Quasi sicuramente Joshua non tornerà a combattere prima della prossima primavera e in Inghilterra, anche se non è da escludere un bis in Arabia Saudita. Sul ring saudita si sono disputati altri incontri interessanti. La sfida tra lo stagionato russo (40 anni) ed ex campione Alex Povetkin (35-2-1) e Michael Hunter (Usa 18-1-1)) si è conclusa in parità, dopo dieci round a corrente alternata. Al più giovane americano, per i giudici, non è bastato il finale all’attacco. Il pari rimanda la qualifica a sfidante WBA di Joshua. Sbrigativo il gigante croato Filip Hrgovic (10) contro Eric Molina (USA 27-6) 37 anni, finito KOT alla terza ripresa. Vince anche l’altro inglese Dillian Whyte (27-1) sul polacco Mariusz Wach (35-6), dieci round poverissimi di idee e senza ritmo. Se Whyte è lo sfidante di Wilder, il campione può dormire sonni tranquilli. Vittoria rapida per il massimo azero Mahammadrasul Majidov (2) su Tom Little (Ing. 10-8) KOT dopo meno di due riprese. Altri risultati in Arabia Saudita: Supermedi: Diego Pacheco (USA 8) 18 anni, alto 1,93 batte Selemani Saidi (Tanzania 20-16-5) KO. Supergallo: Ivan Price (Ing. 2) 19 anni, batte Swedi Mohamedi (Tanzania 12-7-2) KOT 3.

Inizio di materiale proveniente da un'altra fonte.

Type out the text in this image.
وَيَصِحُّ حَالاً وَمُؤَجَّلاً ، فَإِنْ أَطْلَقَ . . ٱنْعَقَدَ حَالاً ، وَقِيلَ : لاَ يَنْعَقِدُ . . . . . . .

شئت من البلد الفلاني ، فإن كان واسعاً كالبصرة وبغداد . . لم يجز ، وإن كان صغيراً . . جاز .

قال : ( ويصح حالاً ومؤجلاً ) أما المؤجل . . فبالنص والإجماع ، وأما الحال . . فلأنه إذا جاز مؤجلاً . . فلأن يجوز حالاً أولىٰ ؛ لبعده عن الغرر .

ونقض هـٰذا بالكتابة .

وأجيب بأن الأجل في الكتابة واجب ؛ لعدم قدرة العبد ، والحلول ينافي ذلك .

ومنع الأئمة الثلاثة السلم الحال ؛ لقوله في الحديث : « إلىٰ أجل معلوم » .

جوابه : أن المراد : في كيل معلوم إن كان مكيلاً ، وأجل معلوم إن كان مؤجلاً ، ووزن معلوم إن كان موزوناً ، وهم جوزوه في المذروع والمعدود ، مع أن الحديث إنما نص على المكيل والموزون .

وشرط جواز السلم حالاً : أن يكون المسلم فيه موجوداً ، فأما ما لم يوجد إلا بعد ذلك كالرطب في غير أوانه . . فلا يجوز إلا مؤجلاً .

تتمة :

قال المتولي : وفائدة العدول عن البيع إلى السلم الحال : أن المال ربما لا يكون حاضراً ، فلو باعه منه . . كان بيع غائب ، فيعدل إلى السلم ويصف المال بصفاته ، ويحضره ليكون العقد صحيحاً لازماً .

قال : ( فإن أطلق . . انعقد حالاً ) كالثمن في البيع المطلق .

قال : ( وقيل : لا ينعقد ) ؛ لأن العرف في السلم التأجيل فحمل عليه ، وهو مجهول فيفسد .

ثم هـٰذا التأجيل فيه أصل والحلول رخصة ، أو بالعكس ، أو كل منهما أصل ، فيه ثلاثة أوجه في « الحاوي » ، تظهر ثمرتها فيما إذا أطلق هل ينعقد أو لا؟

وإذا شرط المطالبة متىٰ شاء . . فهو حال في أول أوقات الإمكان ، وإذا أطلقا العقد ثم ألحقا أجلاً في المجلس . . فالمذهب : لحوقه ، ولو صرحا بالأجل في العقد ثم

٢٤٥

A New York, Jermall Charlo (29), 29 anni, il più bravo dei gemelli texani, dopo essere stato campione IBF dei superwelter dal 2015 al 2018, ha conquistato la cintura WBC medi il 29 giugno scorso a Houston, battendo Brandon Adams (USA 21-3) e l’ha difesa con successo sabato, costringendo Dennis Hogan (28-3-1) irlandese di 34 anni, residente da tempo in Australia, pugile di grande temperamento, mai sconfitto prima del limite, a subire il primo KO in carriera. Charlo ha dominato lo sfidante fin dall’inizio, facendolo contare al quarto tempo, costringendo l’arbitro a chiudere il match, nel settimo, ormai troppo impari. Da ricordare che la DAZN vedrebbe di buon occhio il confronto di Charlo con Canelo Alvarez, che rifiuta la terza sfida con Golovkin. Il risultato di New York, dovrebbe avvicinare il texano al messicano. E non sarà una passeggiata per Alvarez. L’attesa sfida nei medi di Chris Eubank jr. (Ing. 29-2) figlio d’arte, inferiore al padre, ma con buone qualità e altrettanta spocchia, col russo Matved Korobov (28-3-1), 36 anni, è finita praticamente prima di iniziare. Dopo un primo round a favore del russo, che ha saputo anticipare l’inglese, a metà del secondo tempo, Korobov si infortunava alla spalla destra e doveva rinunciare a proseguire il match. Così Eubank conquista l’interim WBA senza alcun merito. Al Boxing Acamedy di Ekaterinburg,in Russia, il cruiser Alexey Egorov (10), antico vincitore di Clemente Russo nel 2016 tra i dilettanti, ha regolato l’ucraino Sergej Radchenko (7-5), ultimo test prima di affrontare il franco-armeno Arsen Goulamiriam (25), titolare WBA. Egorov ha spedito al tappeto Radchenko al primo tempo, poi ha gestito il confronto al meglio, mentre l’ucraino dimostrava una stoica resistenza, sopportando colpi pesanti. Il miliardario russo Andrey Ryabinsky si è detto pronto ad allestire la sfida iridata col francese.
Anche se priva di titoli in palio, la sfida svoltasi al Bell Center di Montreal in Canada, tra l’ex iridato IBF, il locale David Lemieux (41-4) e Maksym Bursak (Rus. 35-6-2) va annoverata come la più violenta del week end. Lemieux è finito al tappeto nel primo e nel quinto, mentre il russo ha subito lo stesso trattamento alla sesta tornata. Ritmo infernale per tutto l’incontro e fasi alterne. Vittoria per Lemieux. L’altro russo sul ring, il massimo Arslanbek Makhmudov (10) che ricordo avversario di Guido Vianello nelle World Series, ha messo KO al primo round, Samuel Peter (38-9), nigeriano di 39 anni, antico campione WBC nel 2008. Chissà che le loro strade non tornino ad incrociarsi?